Lichterglanz: Sparen ja, einsparen nein

BEZIRK (sc/ju). In Linz wird heuer bei der Weihnachtsbeleuchtung gespart, mehrere Straßenzüge müssen ohne Schmuck auskommen. Hintergrund ist die angespannte Finanzsituation der Stadt. Im Bezirk Vöcklabruck setzt man großteils auf moderne LED-Technik, um die Stromkosten zu verringern.
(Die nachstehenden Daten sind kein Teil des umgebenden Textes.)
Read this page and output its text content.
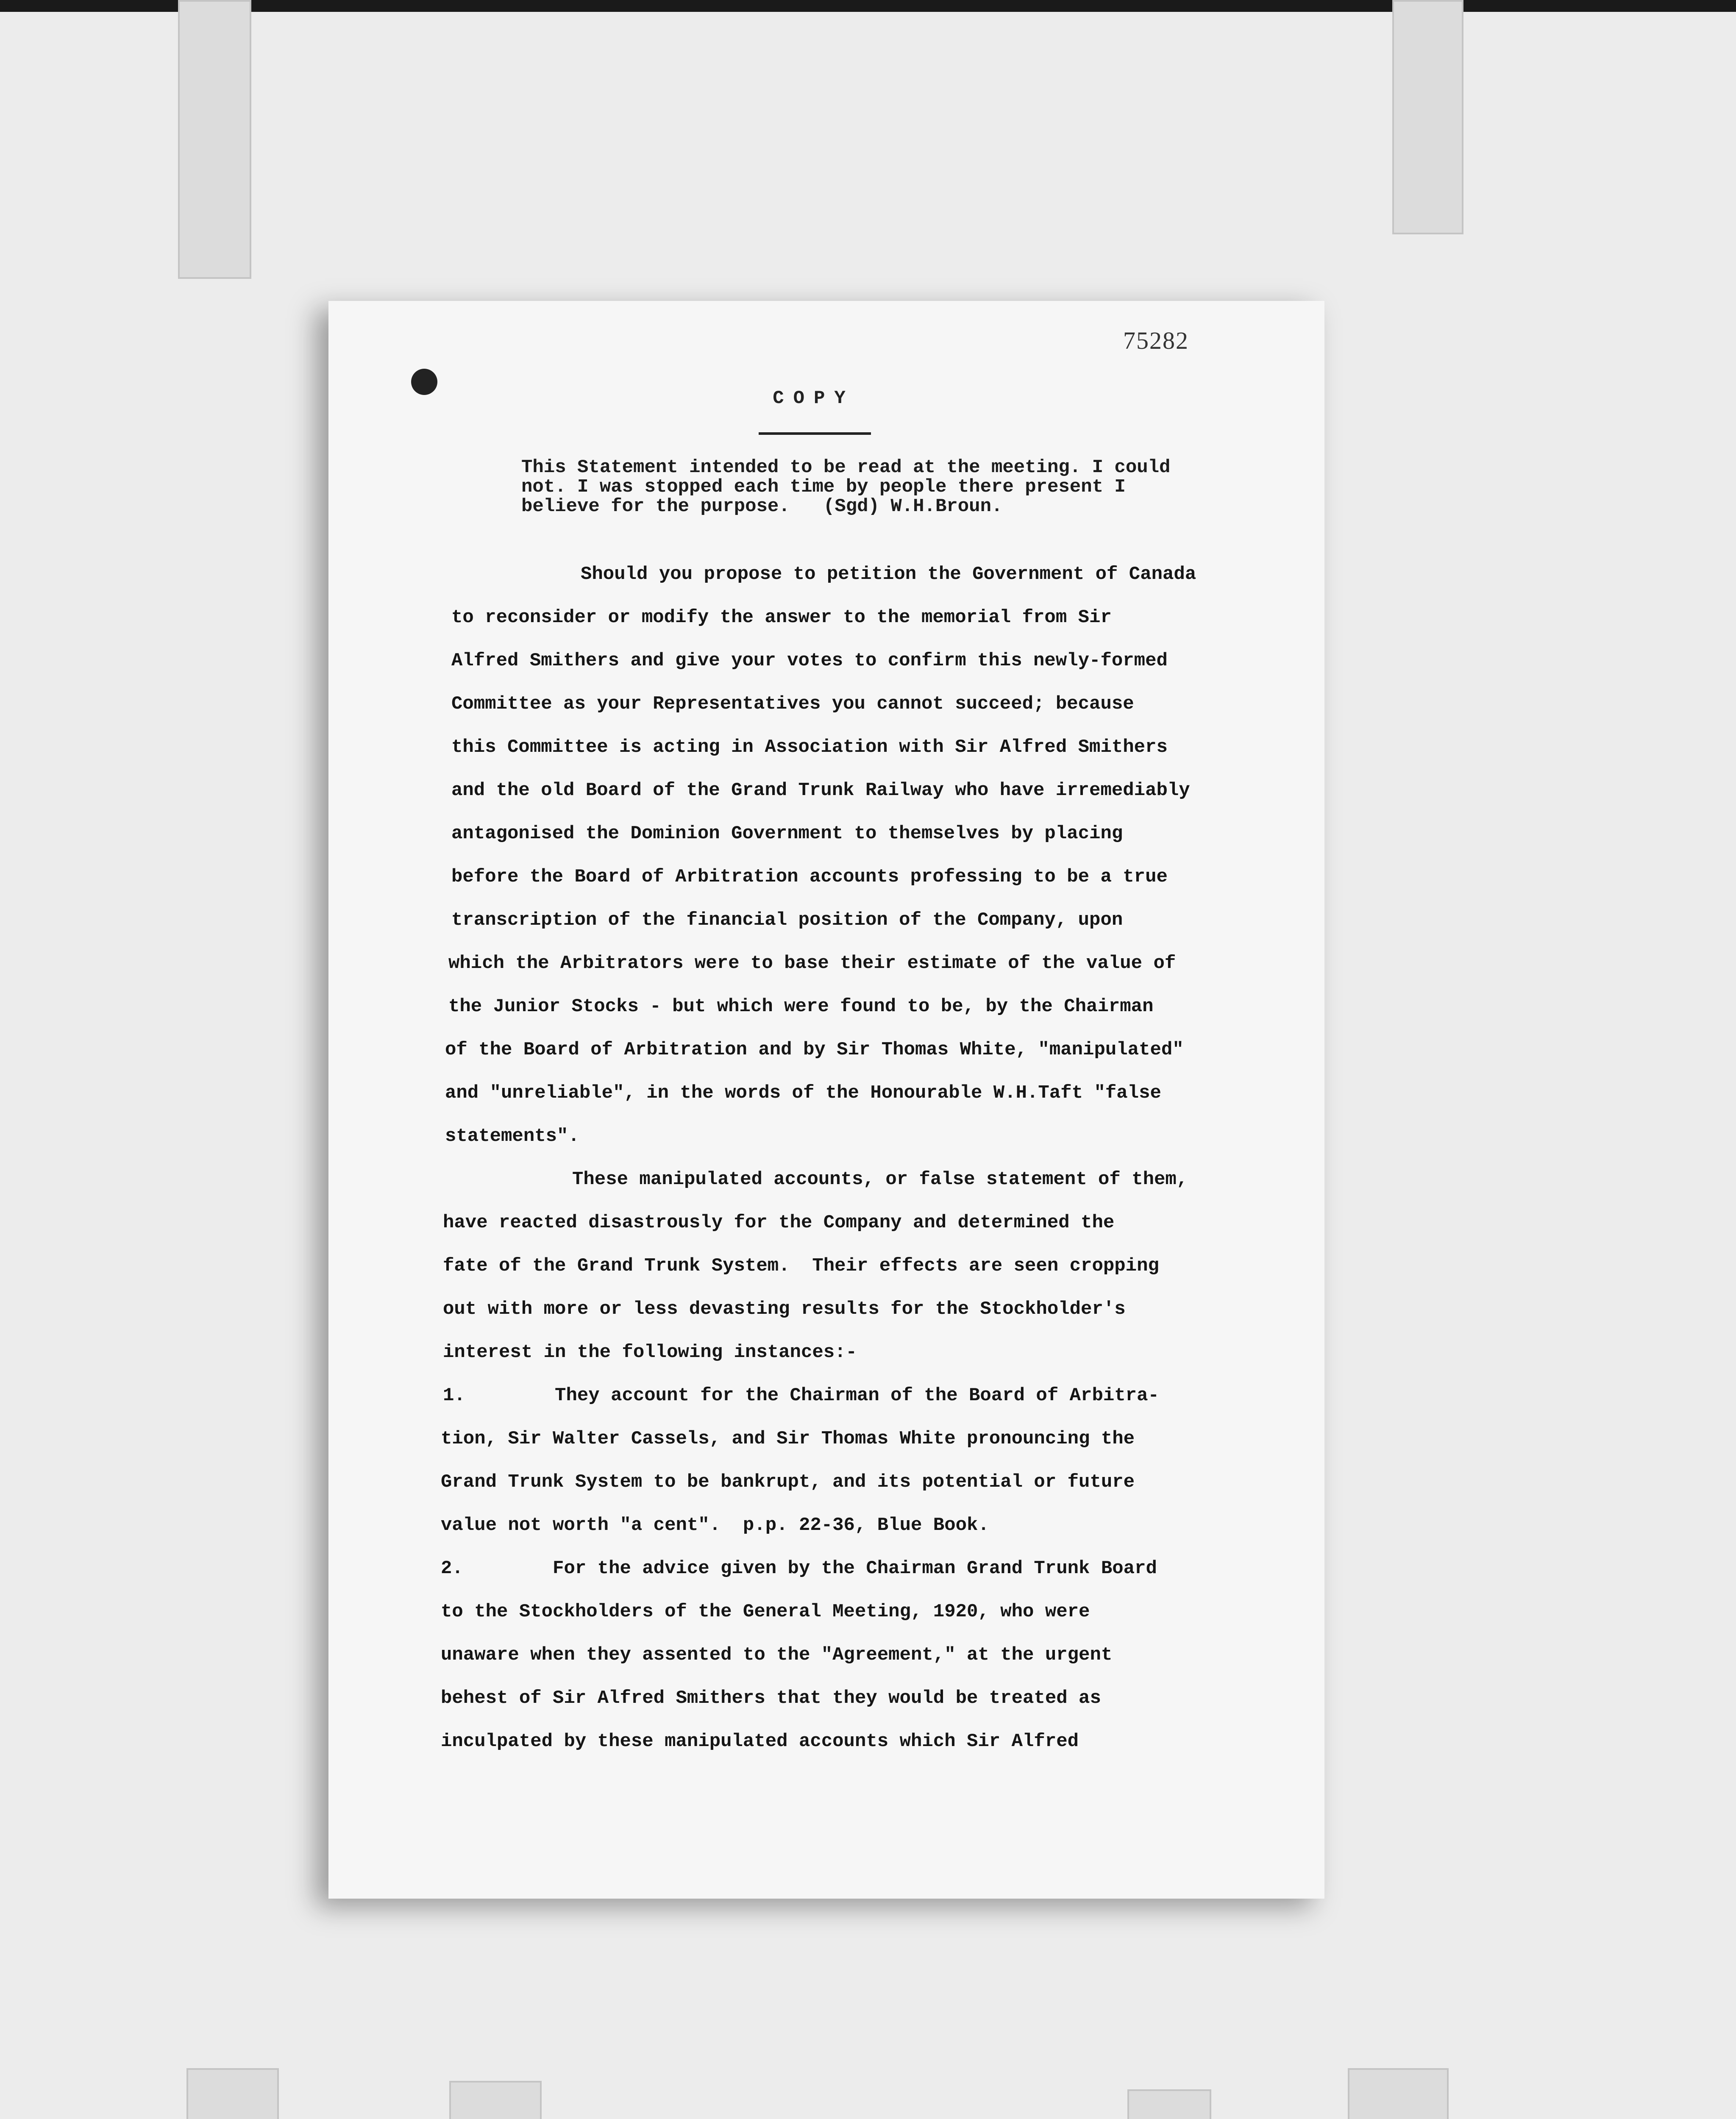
75282
COPY
This Statement intended to be read at the meeting. I could
not. I was stopped each time by people there present I
believe for the purpose.   (Sgd) W.H.Broun.
Should you propose to petition the Government of Canada
to reconsider or modify the answer to the memorial from Sir
Alfred Smithers and give your votes to confirm this newly-formed
Committee as your Representatives you cannot succeed; because
this Committee is acting in Association with Sir Alfred Smithers
and the old Board of the Grand Trunk Railway who have irremediably
antagonised the Dominion Government to themselves by placing
before the Board of Arbitration accounts professing to be a true
transcription of the financial position of the Company, upon
which the Arbitrators were to base their estimate of the value of
the Junior Stocks - but which were found to be, by the Chairman
of the Board of Arbitration and by Sir Thomas White, "manipulated"
and "unreliable", in the words of the Honourable W.H.Taft "false
statements".
These manipulated accounts, or false statement of them,
have reacted disastrously for the Company and determined the
fate of the Grand Trunk System.  Their effects are seen cropping
out with more or less devasting results for the Stockholder's
interest in the following instances:-
1.        They account for the Chairman of the Board of Arbitra-
tion, Sir Walter Cassels, and Sir Thomas White pronouncing the
Grand Trunk System to be bankrupt, and its potential or future
value not worth "a cent".  p.p. 22-36, Blue Book.
2.        For the advice given by the Chairman Grand Trunk Board
to the Stockholders of the General Meeting, 1920, who were
unaware when they assented to the "Agreement," at the urgent
behest of Sir Alfred Smithers that they would be treated as
inculpated by these manipulated accounts which Sir Alfred
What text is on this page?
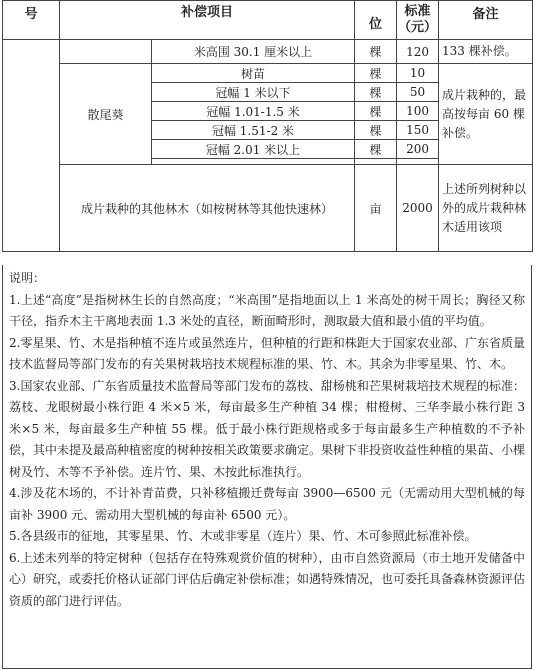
号	补偿项目		位	标准
（元）	备注
		米高围 30.1 厘米以上	棵	120	133 棵补偿。
	散尾葵	树苗	棵	10	成片栽种的，最高按每亩 60 棵补偿。
		冠幅 1 米以下	棵	50	
		冠幅 1.01-1.5 米	棵	100	
		冠幅 1.51-2 米	棵	150	
		冠幅 2.01 米以上	棵	200	

	成片栽种的其他林木（如桉树林等其他快速林）		亩	2000	上述所列树种以外的成片栽种林木适用该项

说明：

1.上述“高度”是指树林生长的自然高度；“米高围”是指地面以上 1 米高处的树干周长；胸径又称干径，指乔木主干离地表面 1.3 米处的直径，断面畸形时，测取最大值和最小值的平均值。

2.零星果、竹、木是指种植不连片或虽然连片，但种植的行距和株距大于国家农业部、广东省质量技术监督局等部门发布的有关果树栽培技术规程标准的果、竹、木。其余为非零星果、竹、木。

3.国家农业部、广东省质量技术监督局等部门发布的荔枝、甜杨桃和芒果树栽培技术规程的标准：荔枝、龙眼树最小株行距 4 米×5 米，每亩最多生产种植 34 棵；柑橙树、三华李最小株行距 3 米×5 米，每亩最多生产种植 55 棵。低于最小株行距规格或多于每亩最多生产种植数的不予补偿，其中未提及最高种植密度的树种按相关政策要求确定。果树下非投资收益性种植的果苗、小棵树及竹、木等不予补偿。连片竹、果、木按此标准执行。

4.涉及花木场的，不计补青苗费，只补移植搬迁费每亩 3900—6500 元（无需动用大型机械的每亩补 3900 元、需动用大型机械的每亩补 6500 元）。

5.各县级市的征地，其零星果、竹、木或非零星（连片）果、竹、木可参照此标准补偿。

6.上述未列举的特定树种（包括存在特殊观赏价值的树种），由市自然资源局（市土地开发储备中心）研究，或委托价格认证部门评估后确定补偿标准；如遇特殊情况，也可委托具备森林资源评估资质的部门进行评估。
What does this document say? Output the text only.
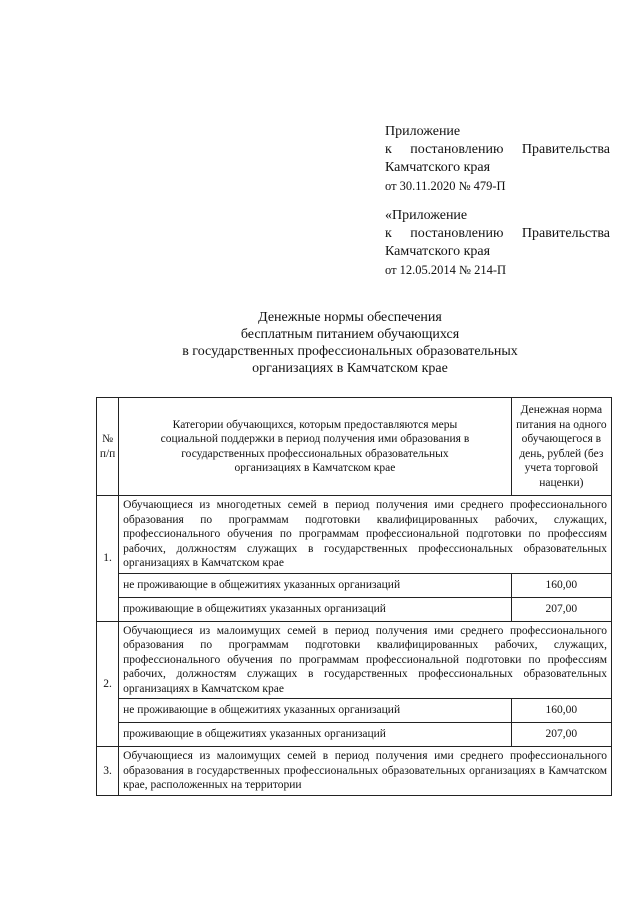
Приложение
к постановлению Правительства
Камчатского края
от 30.11.2020 № 479-П
«Приложение
к постановлению Правительства
Камчатского края
от 12.05.2014 № 214-П
Денежные нормы обеспечения
бесплатным питанием обучающихся
в государственных профессиональных образовательных
организациях в Камчатском крае
№ п/п	Категории обучающихся, которым предоставляются меры социальной поддержки в период получения ими образования в государственных профессиональных образовательных организациях в Камчатском крае	Денежная норма питания на одного обучающегося в день, рублей (без учета торговой наценки)
1.	Обучающиеся из многодетных семей в период получения ими среднего профессионального образования по программам подготовки квалифицированных рабочих, служащих, профессионального обучения по программам профессиональной подготовки по профессиям рабочих, должностям служащих в государственных профессиональных образовательных организациях в Камчатском крае	
	не проживающие в общежитиях указанных организаций	160,00
	проживающие в общежитиях указанных организаций	207,00
2.	Обучающиеся из малоимущих семей в период получения ими среднего профессионального образования по программам подготовки квалифицированных рабочих, служащих, профессионального обучения по программам профессиональной подготовки по профессиям рабочих, должностям служащих в государственных профессиональных образовательных организациях в Камчатском крае	
	не проживающие в общежитиях указанных организаций	160,00
	проживающие в общежитиях указанных организаций	207,00
3.	Обучающиеся из малоимущих семей в период получения ими среднего профессионального образования в государственных профессиональных образовательных организациях в Камчатском крае, расположенных на территории	
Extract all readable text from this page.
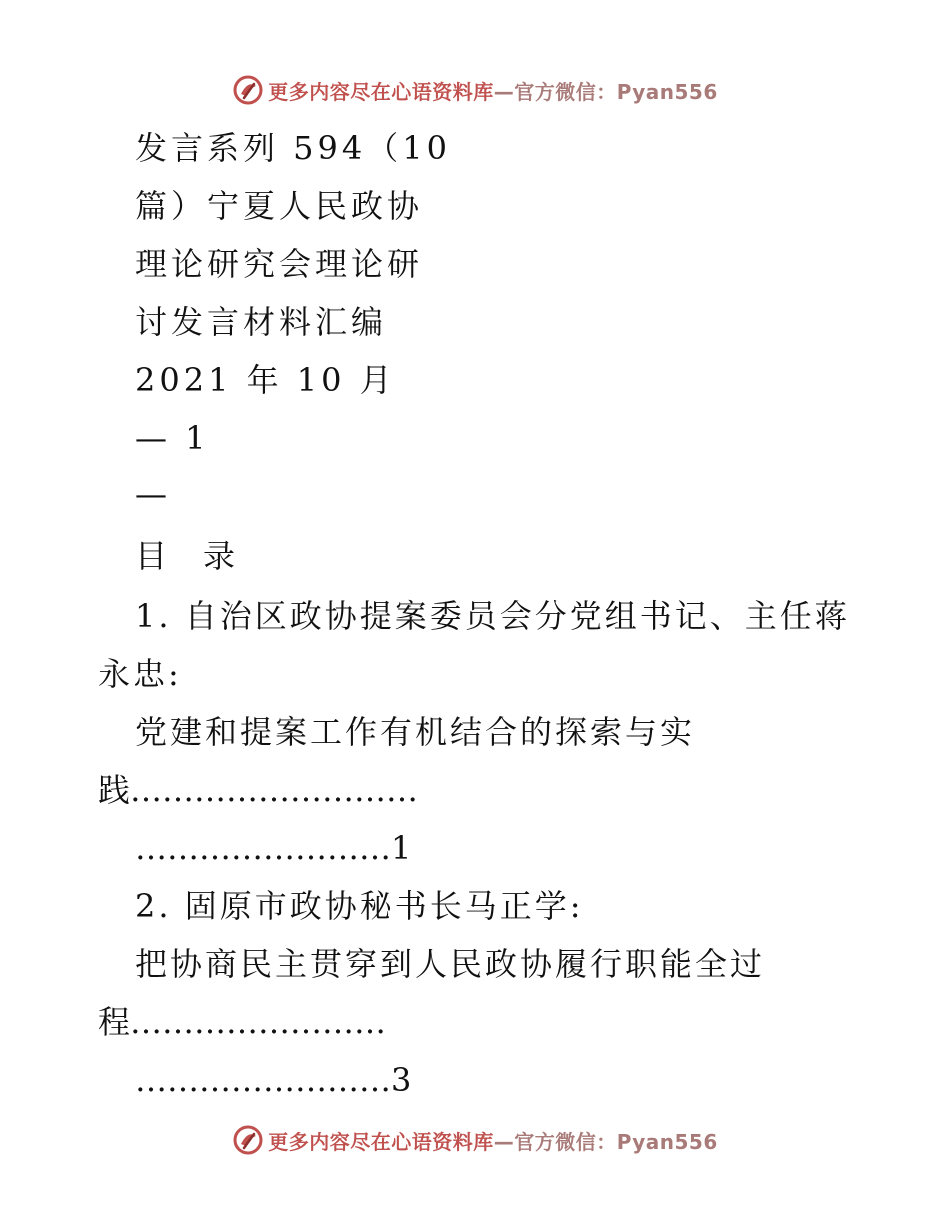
更多内容尽在心语资料库—官方微信：Pyan556
发言系列 594（10
篇）宁夏人民政协
理论研究会理论研
讨发言材料汇编
2021 年 10 月
— 1
—
目 录
1. 自治区政协提案委员会分党组书记、主任蒋
永忠:
党建和提案工作有机结合的探索与实
践………………………
……………………1
2. 固原市政协秘书长马正学:
把协商民主贯穿到人民政协履行职能全过
程……………………
……………………3
更多内容尽在心语资料库—官方微信：Pyan556
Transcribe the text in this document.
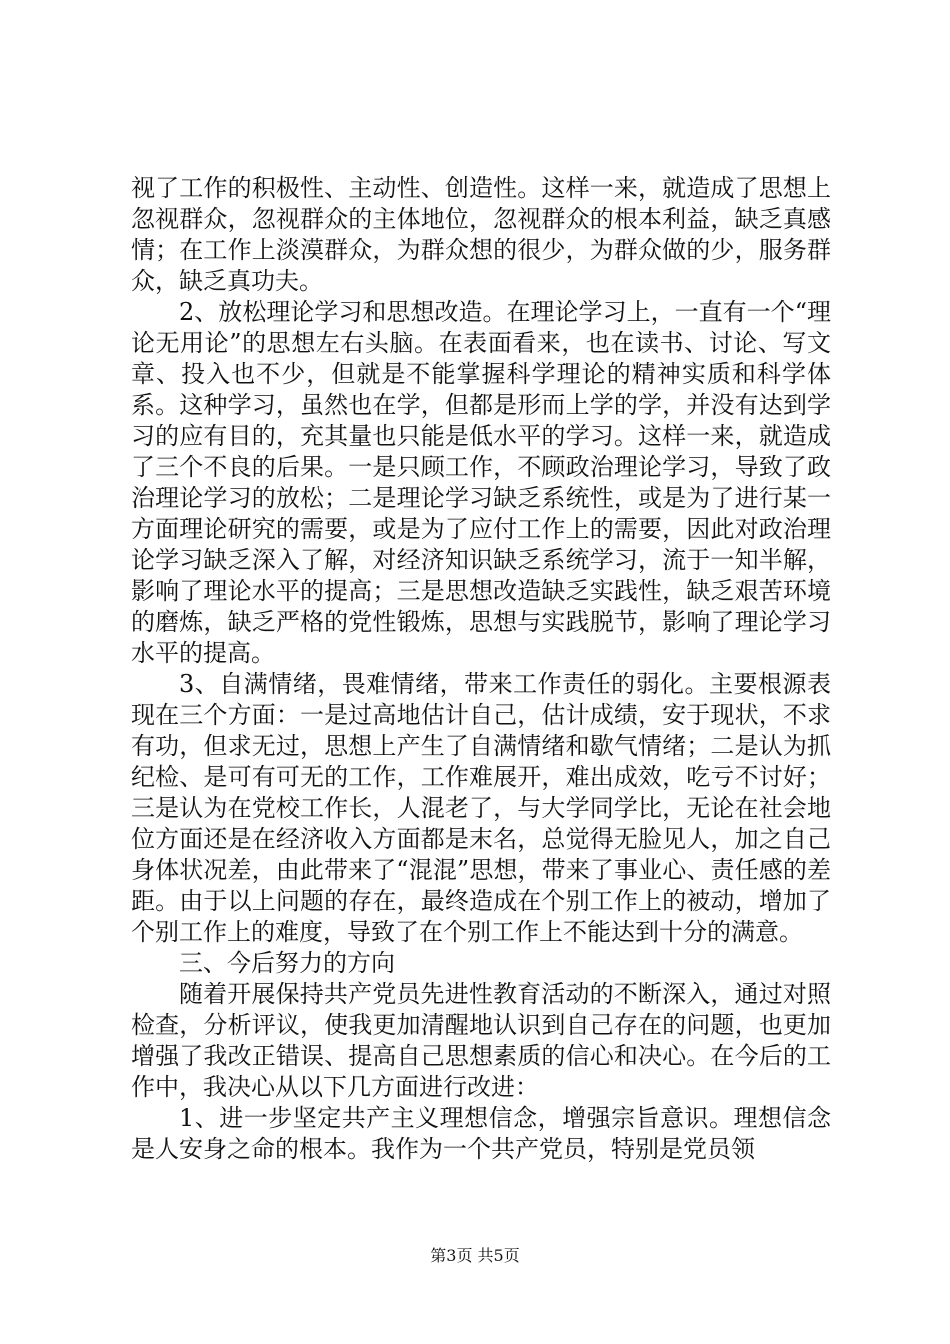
视了工作的积极性、主动性、创造性。这样一来，就造成了思想上忽视群众，忽视群众的主体地位，忽视群众的根本利益，缺乏真感情；在工作上淡漠群众，为群众想的很少，为群众做的少，服务群众，缺乏真功夫。

2、放松理论学习和思想改造。在理论学习上，一直有一个“理论无用论”的思想左右头脑。在表面看来，也在读书、讨论、写文章、投入也不少，但就是不能掌握科学理论的精神实质和科学体系。这种学习，虽然也在学，但都是形而上学的学，并没有达到学习的应有目的，充其量也只能是低水平的学习。这样一来，就造成了三个不良的后果。一是只顾工作，不顾政治理论学习，导致了政治理论学习的放松；二是理论学习缺乏系统性，或是为了进行某一方面理论研究的需要，或是为了应付工作上的需要，因此对政治理论学习缺乏深入了解，对经济知识缺乏系统学习，流于一知半解，影响了理论水平的提高；三是思想改造缺乏实践性，缺乏艰苦环境的磨炼，缺乏严格的党性锻炼，思想与实践脱节，影响了理论学习水平的提高。

3、自满情绪，畏难情绪，带来工作责任的弱化。主要根源表现在三个方面：一是过高地估计自己，估计成绩，安于现状，不求有功，但求无过，思想上产生了自满情绪和歇气情绪；二是认为抓纪检、是可有可无的工作，工作难展开，难出成效，吃亏不讨好；三是认为在党校工作长，人混老了，与大学同学比，无论在社会地位方面还是在经济收入方面都是末名，总觉得无脸见人，加之自己身体状况差，由此带来了“混混”思想，带来了事业心、责任感的差距。由于以上问题的存在，最终造成在个别工作上的被动，增加了个别工作上的难度，导致了在个别工作上不能达到十分的满意。

三、今后努力的方向

随着开展保持共产党员先进性教育活动的不断深入，通过对照检查，分析评议，使我更加清醒地认识到自己存在的问题，也更加增强了我改正错误、提高自己思想素质的信心和决心。在今后的工作中，我决心从以下几方面进行改进：

1、进一步坚定共产主义理想信念，增强宗旨意识。理想信念是人安身之命的根本。我作为一个共产党员，特别是党员领

第3页 共5页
In Frankenburg kauften der Ortsentwicklungsverein „Gemeinsam für Frankenburg“ und das Wirtschaftsforum Frankenburg-Redleiten (WIFF) heuer um rund 14.000 Euro eine neue LED-Weihnachtsbeleuchtung. „Wir erhoffen uns dadurch eine Stromersparnis von 80 Prozent“, sagt Bürgermeister Franz Sieberer. In Vöcklamarkt rüstete man ebenfalls bereits auf LED-Technik um, in Mondsee sind die Hälfte der Lampen LEDs. 15.000 bis 16.000 Euro kostet der Gemeinde die Weihnachtsbeleuchtung. „Darin enthalten sind das Ausleihen einer Hebebühne, der Austausch kaputter Lampen und der Stromverbrauch“, erklärt Bürgermeister Karl Feurhuber.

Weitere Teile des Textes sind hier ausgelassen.